Poorly advised or overconfident in his personal charisma, Mr. Obama tackled the continuation of negotiations by requiring that the Israelis accept from the outset a total freeze on Jewish settlements in the West Bank and in East Jerusalem. Emboldened by having such a patron, Mahmoud Abbas, the president of the Palestinian Authority, made this a condition sine qua non regarding the restart of talks with the Israeli government.

This strategy was unaware of a double reality: even if a number of Israelis are not in favor of the unauthorized colonization of the Palestinian territories, its legitimacy, which is the historic basis of the state of Israel, strongly permeates their mentality. The hardline government of the Israeli prime minister is in favor of pursuing the settlements. Benyamin Netanyahu will not make the same mistake of alienating the parties whose support make up his majority, something that cost him power in 1999.

Thus he held firm, and Washington, understanding that the goal of a total freeze on colonization was unattainable, returned to the idea that it must be “contained.” For Mr. Abbas, this turnaround was equivalent to an affront. This wasn’t the only one. Subject to strong American pressure. the leader of the Palestinian Authority had to accept returning to New York to shake Mr. Netanyahu’s hand. This photo, so desired by Mr. Obama, did not seal any rapprochement in their positions.

There was a third humiliation with the report of judge Richard Goldstone, which stigmatizes the “war crimes” committed, notably by Israel, during the war in Gaza. At the beginning of October, the Americans made Mr. Abbas withdraw his support for this report, which deemed him worthy of being called a “traitor” by Hamas. Understanding that he was gambling his political future, Mr. Abbas attained a vote in the UN Human Rights Council, which ratified the report.

All of this has left some scars: a memorandum from Fatah, the party that controls the Palestinian Authority, shows that the hopes of the Palestinians in the Obama administration “have evaporated.” In Israel, the popularity of “Bibi” Netanyahu has never been so strong, while that of Mr. Abbas in Palestine has dropped to a favorable opinion of 12%. Regarding the freeze of colonization as mentioned in the Goldstone report, Mr. Netanyahu engaged in a clever blackmail: insisting on these points, he stressed, is running the risk of nipping the relaunch of the peace process in the bud.
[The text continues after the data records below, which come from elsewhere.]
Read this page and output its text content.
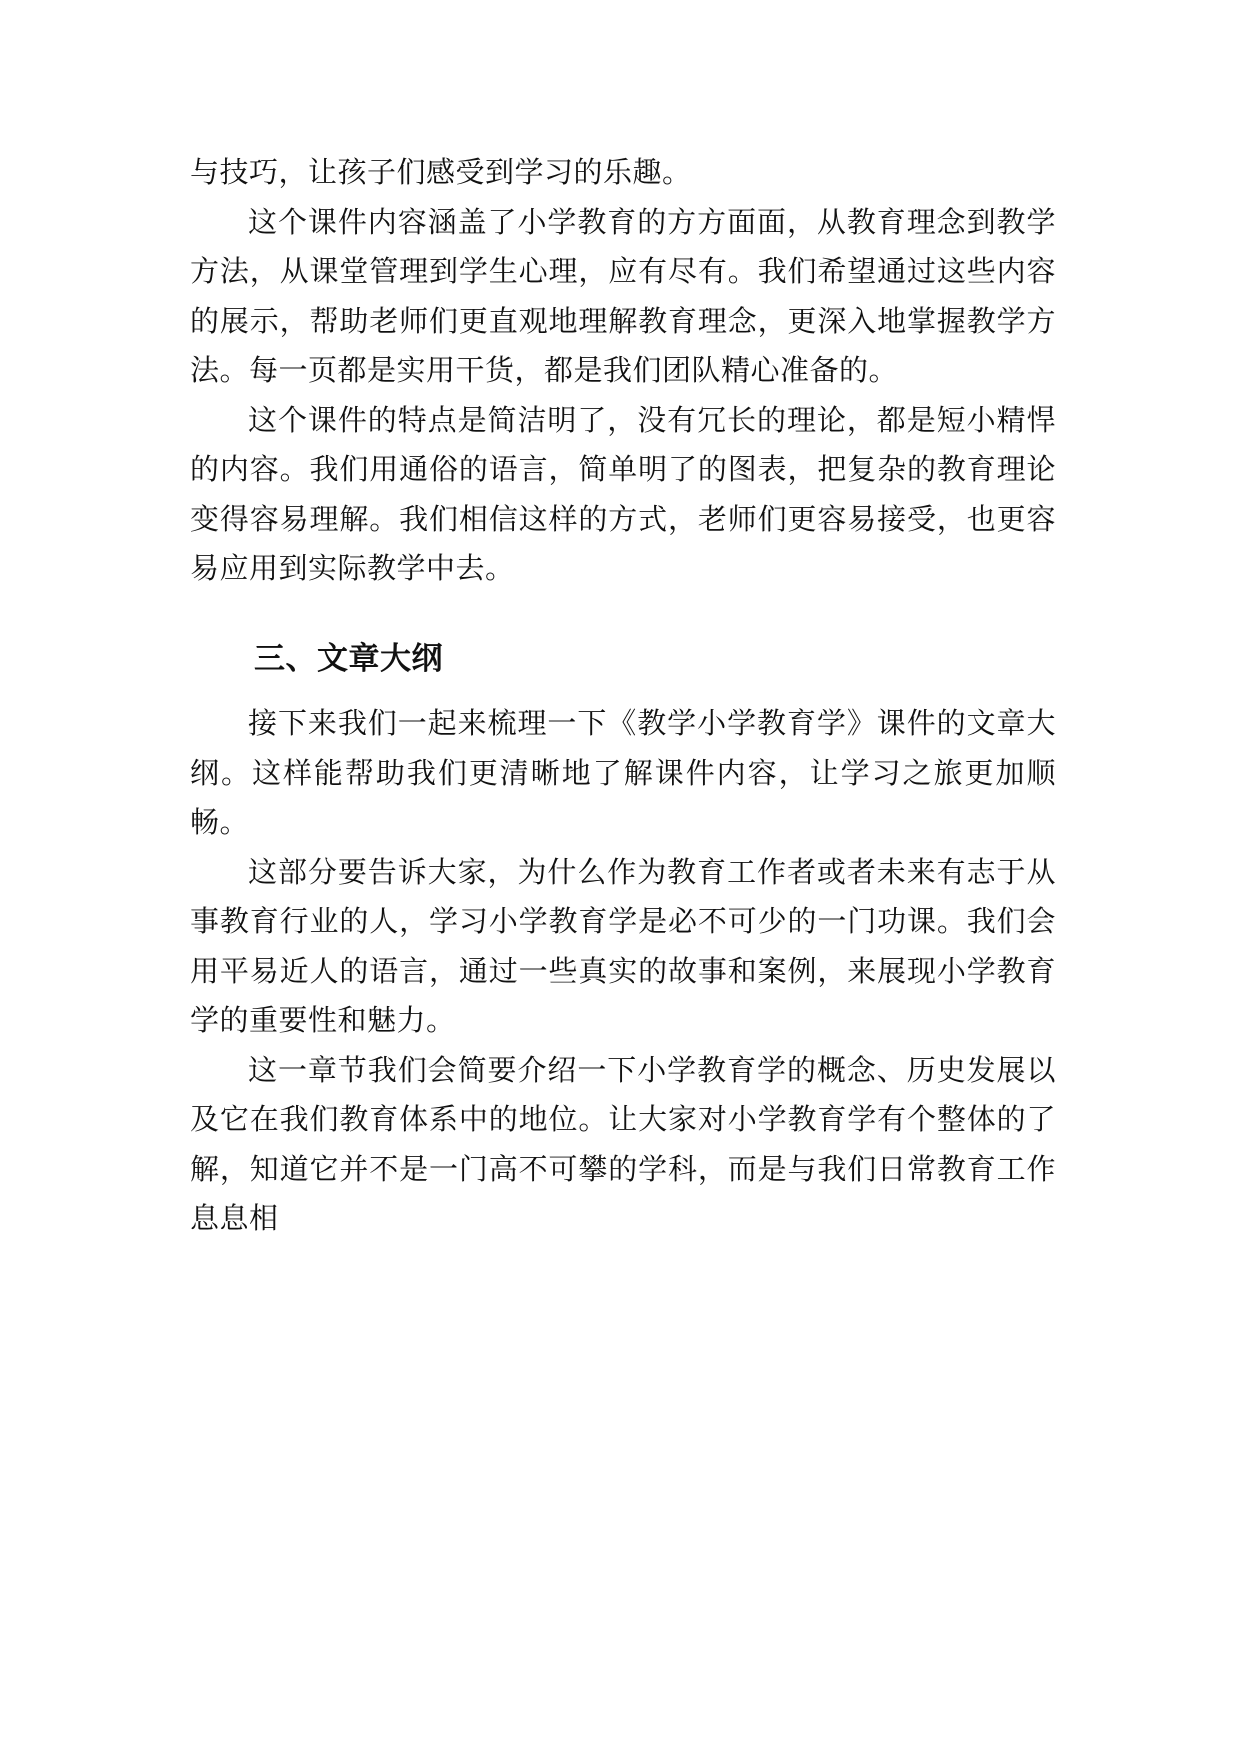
与技巧，让孩子们感受到学习的乐趣。

这个课件内容涵盖了小学教育的方方面面，从教育理念到教学方法，从课堂管理到学生心理，应有尽有。我们希望通过这些内容的展示，帮助老师们更直观地理解教育理念，更深入地掌握教学方法。每一页都是实用干货，都是我们团队精心准备的。

这个课件的特点是简洁明了，没有冗长的理论，都是短小精悍的内容。我们用通俗的语言，简单明了的图表，把复杂的教育理论变得容易理解。我们相信这样的方式，老师们更容易接受，也更容易应用到实际教学中去。

三、文章大纲

接下来我们一起来梳理一下《教学小学教育学》课件的文章大纲。这样能帮助我们更清晰地了解课件内容，让学习之旅更加顺畅。

这部分要告诉大家，为什么作为教育工作者或者未来有志于从事教育行业的人，学习小学教育学是必不可少的一门功课。我们会用平易近人的语言，通过一些真实的故事和案例，来展现小学教育学的重要性和魅力。

这一章节我们会简要介绍一下小学教育学的概念、历史发展以及它在我们教育体系中的地位。让大家对小学教育学有个整体的了解，知道它并不是一门高不可攀的学科，而是与我们日常教育工作息息相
During all of this time, the bulldozers of colonization have not stopped their work in the West Bank as well as in East Jerusalem. It goes without saying that the new American administration erred in believing in Jerusalem’s support. After the New York “summit,” some people close to Mr. Netanyahu even prided themselves on making the Obama administration fold. This was more than an imprudence, a fault: the power struggle cannot be in favor of Israel because there is no American alternative.

Besides the fact that American aid to the Hebrew state exceeds 3 billion dollars per year, Washington has at its disposal, in theory, the means to pressure Israel, notably on the strategic level. In practice, the strength of the pro-Israeli lobby in the United States is no longer in question, and the adoption of sanctions by Congress – perhaps the only means for obtaining concessions from Israel– is very uncertain. Which leaves the peace process in the state that Mr. Obama found it on January 20th, 2009.
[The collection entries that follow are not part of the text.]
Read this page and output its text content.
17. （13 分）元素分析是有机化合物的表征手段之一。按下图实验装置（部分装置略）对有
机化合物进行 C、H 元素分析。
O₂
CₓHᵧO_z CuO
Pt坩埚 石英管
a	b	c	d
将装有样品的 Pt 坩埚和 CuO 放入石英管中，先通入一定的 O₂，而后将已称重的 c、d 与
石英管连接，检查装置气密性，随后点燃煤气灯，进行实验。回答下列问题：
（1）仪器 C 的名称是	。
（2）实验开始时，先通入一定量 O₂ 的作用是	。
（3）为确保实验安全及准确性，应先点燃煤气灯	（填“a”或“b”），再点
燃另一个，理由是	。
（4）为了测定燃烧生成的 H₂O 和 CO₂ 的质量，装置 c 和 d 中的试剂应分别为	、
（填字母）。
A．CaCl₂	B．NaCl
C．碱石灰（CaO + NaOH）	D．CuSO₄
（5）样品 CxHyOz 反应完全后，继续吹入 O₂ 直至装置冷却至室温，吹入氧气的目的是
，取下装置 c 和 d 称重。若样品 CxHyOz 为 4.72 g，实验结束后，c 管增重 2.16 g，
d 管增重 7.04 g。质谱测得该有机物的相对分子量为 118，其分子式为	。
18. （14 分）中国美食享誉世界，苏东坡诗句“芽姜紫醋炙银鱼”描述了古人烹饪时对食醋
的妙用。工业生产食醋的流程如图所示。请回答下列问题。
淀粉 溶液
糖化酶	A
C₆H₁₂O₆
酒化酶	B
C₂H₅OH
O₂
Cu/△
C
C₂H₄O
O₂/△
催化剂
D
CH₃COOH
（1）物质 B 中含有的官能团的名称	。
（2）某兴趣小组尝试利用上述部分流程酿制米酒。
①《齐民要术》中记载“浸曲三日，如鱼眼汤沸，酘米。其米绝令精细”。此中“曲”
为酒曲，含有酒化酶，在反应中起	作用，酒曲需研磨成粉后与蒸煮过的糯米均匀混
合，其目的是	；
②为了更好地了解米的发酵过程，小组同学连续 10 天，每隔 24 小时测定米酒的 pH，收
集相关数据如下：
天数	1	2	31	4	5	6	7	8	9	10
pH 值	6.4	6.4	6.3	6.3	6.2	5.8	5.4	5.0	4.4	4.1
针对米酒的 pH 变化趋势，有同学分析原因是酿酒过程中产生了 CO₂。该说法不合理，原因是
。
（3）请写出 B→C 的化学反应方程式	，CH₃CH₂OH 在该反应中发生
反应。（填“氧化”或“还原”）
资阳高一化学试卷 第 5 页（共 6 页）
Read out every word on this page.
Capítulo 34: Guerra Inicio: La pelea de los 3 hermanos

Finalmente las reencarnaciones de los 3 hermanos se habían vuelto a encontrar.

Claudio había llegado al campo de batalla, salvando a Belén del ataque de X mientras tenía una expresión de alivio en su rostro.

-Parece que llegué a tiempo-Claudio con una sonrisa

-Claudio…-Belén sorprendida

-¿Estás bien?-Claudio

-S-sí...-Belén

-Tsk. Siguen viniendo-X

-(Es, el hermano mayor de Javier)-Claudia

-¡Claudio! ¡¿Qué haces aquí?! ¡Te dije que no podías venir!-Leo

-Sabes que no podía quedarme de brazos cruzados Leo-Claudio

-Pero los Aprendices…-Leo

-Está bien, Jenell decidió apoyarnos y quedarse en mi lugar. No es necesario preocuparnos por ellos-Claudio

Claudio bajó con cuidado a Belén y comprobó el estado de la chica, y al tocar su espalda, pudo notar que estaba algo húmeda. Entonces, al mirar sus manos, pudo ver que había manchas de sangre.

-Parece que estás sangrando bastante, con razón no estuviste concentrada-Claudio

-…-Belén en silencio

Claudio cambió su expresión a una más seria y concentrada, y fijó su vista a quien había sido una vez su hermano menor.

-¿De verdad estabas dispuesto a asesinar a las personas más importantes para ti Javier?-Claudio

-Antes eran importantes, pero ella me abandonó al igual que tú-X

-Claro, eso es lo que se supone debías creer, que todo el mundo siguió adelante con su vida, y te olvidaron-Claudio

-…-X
The Americans know that they cannot wish for peace more than the two protagonists. In the short-term, neither the Palestinians nor the Israelis seem to have any genuine interest in negotiating. Weakened, Mr. Abbas can no longer leave himself open to accusations of “collaboration with the Zionist enemy” from Hamas, especially in view of the Palestinian legislative and presidential elections. In Washington and in Tel Aviv, they are considering ways to “save the solider Abbas.”
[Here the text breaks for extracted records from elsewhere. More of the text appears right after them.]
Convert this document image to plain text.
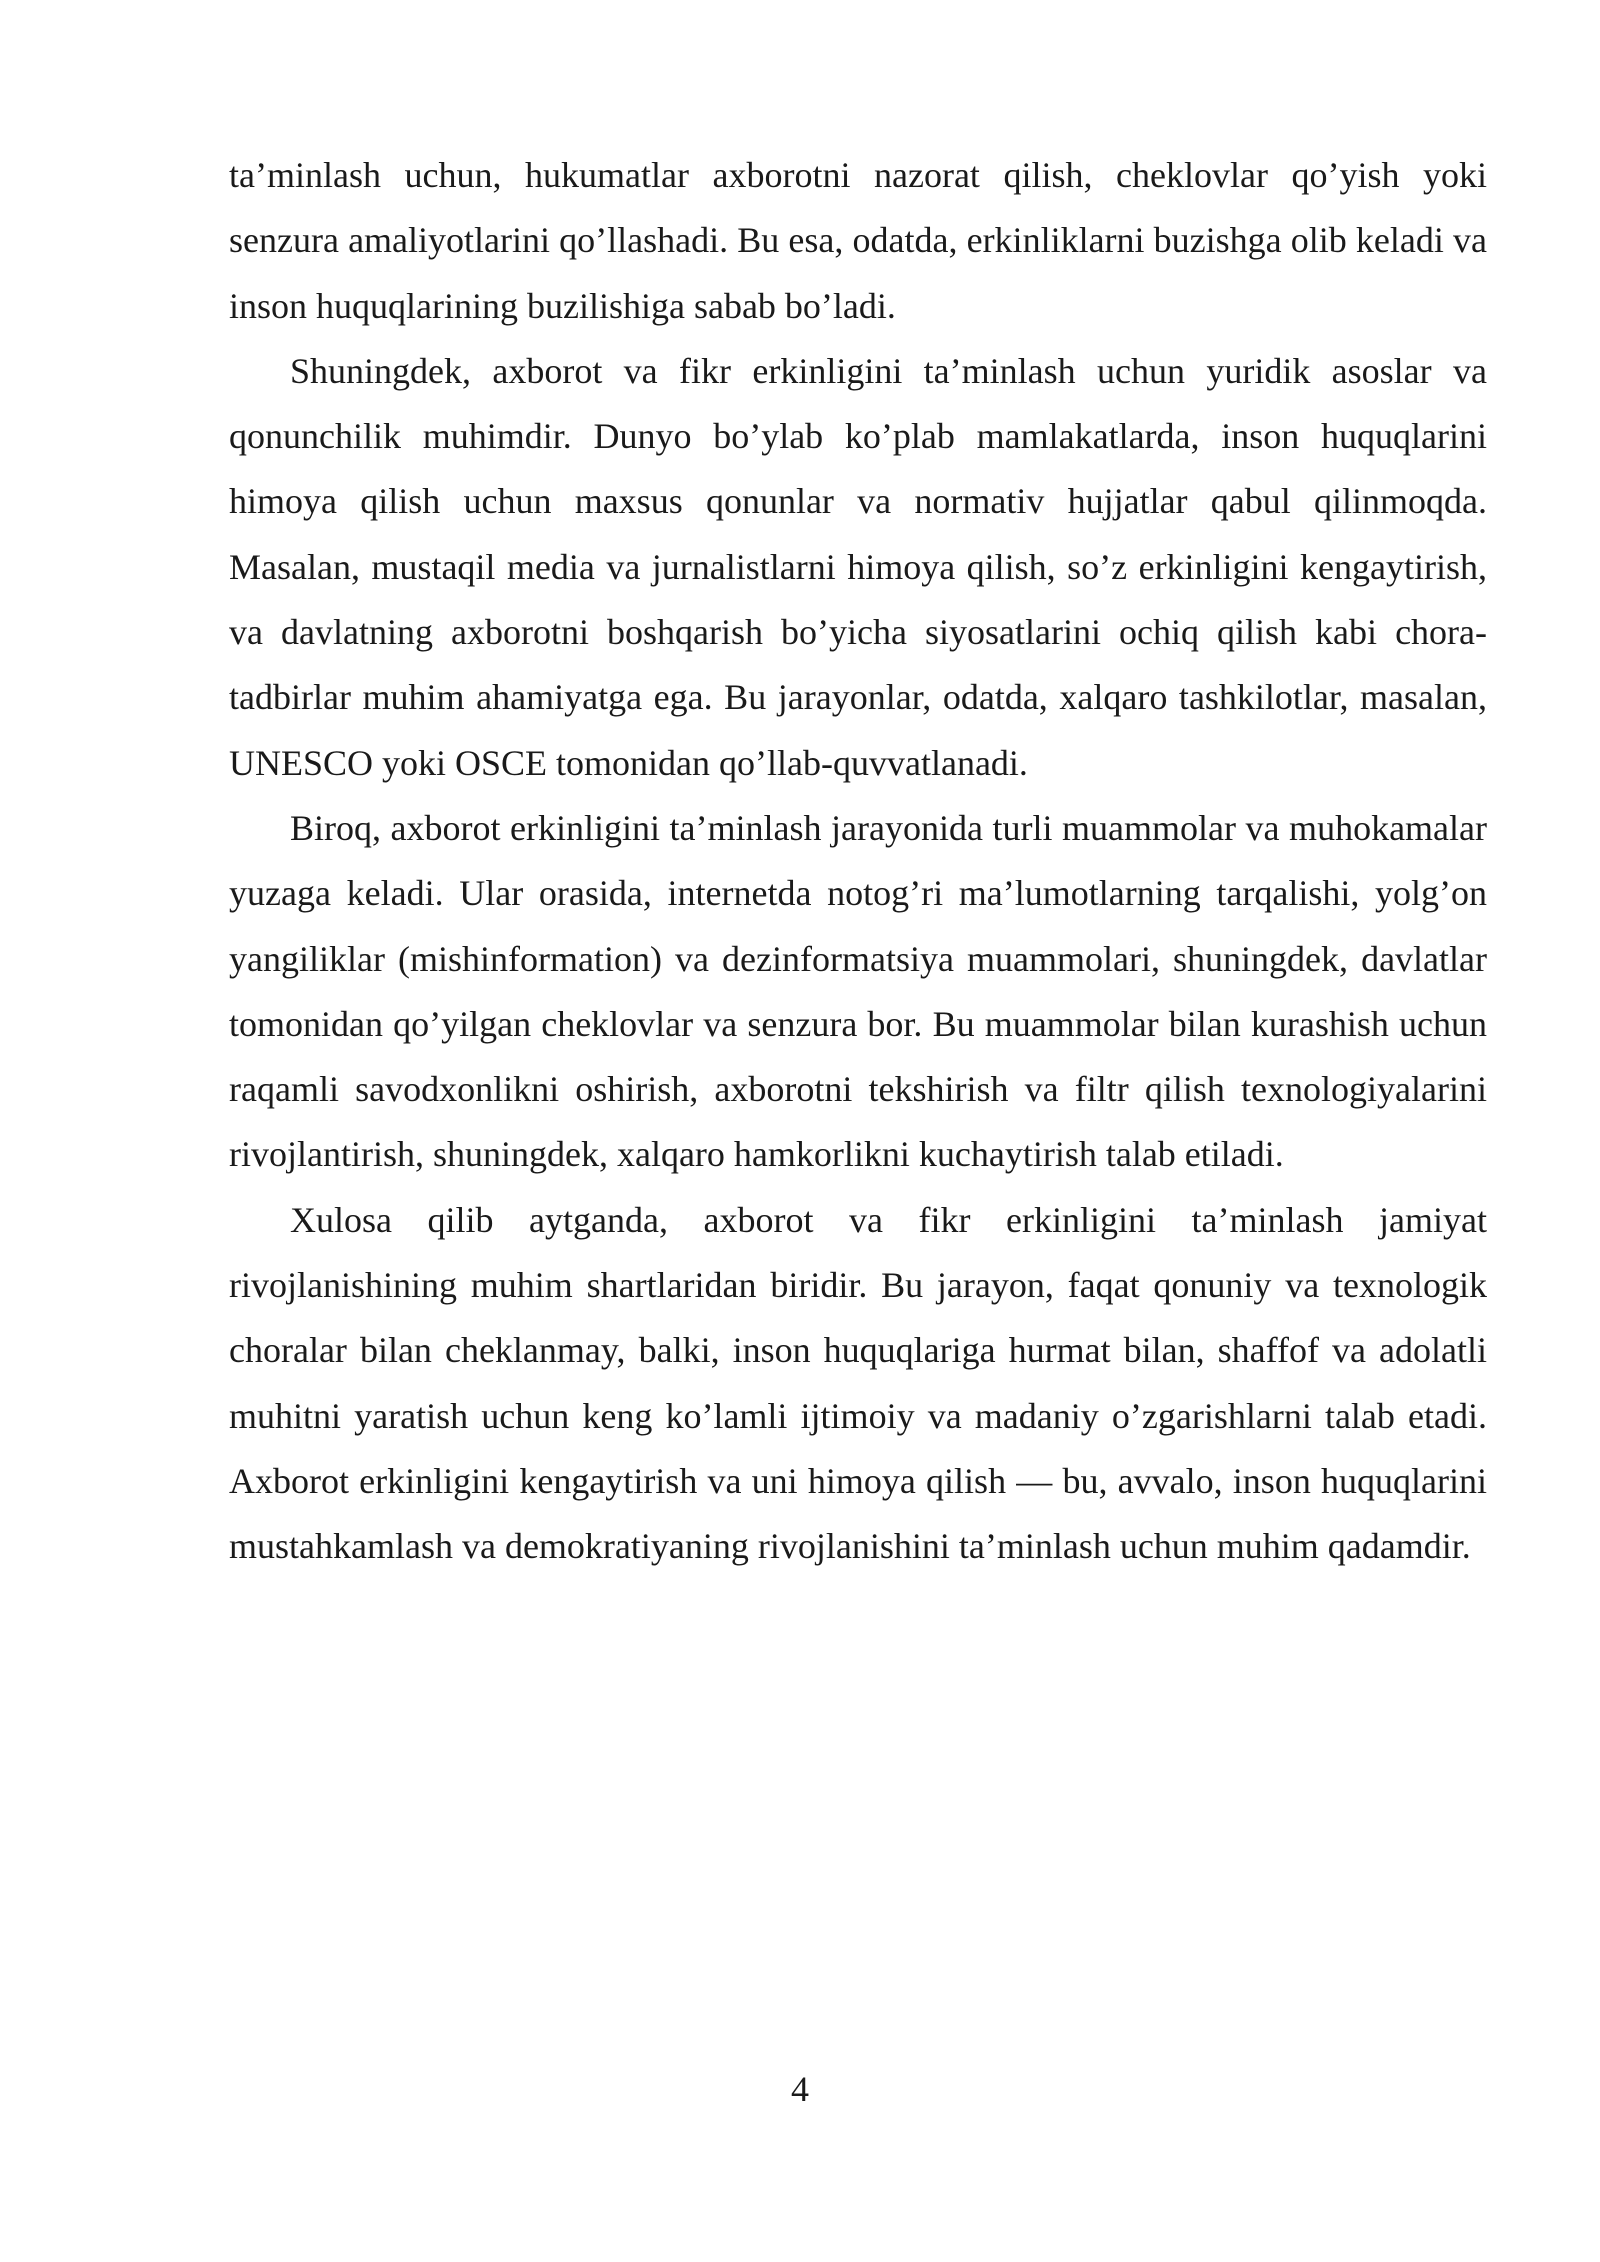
ta’minlash uchun, hukumatlar axborotni nazorat qilish, cheklovlar qo’yish yoki senzura amaliyotlarini qo’llashadi. Bu esa, odatda, erkinliklarni buzishga olib keladi va inson huquqlarining buzilishiga sabab bo’ladi.

Shuningdek, axborot va fikr erkinligini ta’minlash uchun yuridik asoslar va qonunchilik muhimdir. Dunyo bo’ylab ko’plab mamlakatlarda, inson huquqlarini himoya qilish uchun maxsus qonunlar va normativ hujjatlar qabul qilinmoqda. Masalan, mustaqil media va jurnalistlarni himoya qilish, so’z erkinligini kengaytirish, va davlatning axborotni boshqarish bo’yicha siyosatlarini ochiq qilish kabi chora-tadbirlar muhim ahamiyatga ega. Bu jarayonlar, odatda, xalqaro tashkilotlar, masalan, UNESCO yoki OSCE tomonidan qo’llab-quvvatlanadi.

Biroq, axborot erkinligini ta’minlash jarayonida turli muammolar va muhokamalar yuzaga keladi. Ular orasida, internetda notog’ri ma’lumotlarning tarqalishi, yolg’on yangiliklar (mishinformation) va dezinformatsiya muammolari, shuningdek, davlatlar tomonidan qo’yilgan cheklovlar va senzura bor. Bu muammolar bilan kurashish uchun raqamli savodxonlikni oshirish, axborotni tekshirish va filtr qilish texnologiyalarini rivojlantirish, shuningdek, xalqaro hamkorlikni kuchaytirish talab etiladi.

Xulosa qilib aytganda, axborot va fikr erkinligini ta’minlash jamiyat rivojlanishining muhim shartlaridan biridir. Bu jarayon, faqat qonuniy va texnologik choralar bilan cheklanmay, balki, inson huquqlariga hurmat bilan, shaffof va adolatli muhitni yaratish uchun keng ko’lamli ijtimoiy va madaniy o’zgarishlarni talab etadi. Axborot erkinligini kengaytirish va uni himoya qilish — bu, avvalo, inson huquqlarini mustahkamlash va demokratiyaning rivojlanishini ta’minlash uchun muhim qadamdir.

4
The intent is paradoxical on the part of the Israeli government, which seems to take a malicious pleasure in humiliating the man who remains its only partner for peace. Everything occurs as if the Israelis were satisfied with the status quo: the economic situation in the West Bank is slowly improving, and this “economic peace” avoids any political concession. The war in Gaza was truly a setback, but Israel is banking on the growing interdependence of the Gazan and Egyptian economies to feed its dream of seeing Egypt absorb “Hamastan.” And one hopes in Jerusalem that the “American friend” will help make the Goldstone report fall down the bottomless pit of UN criticism.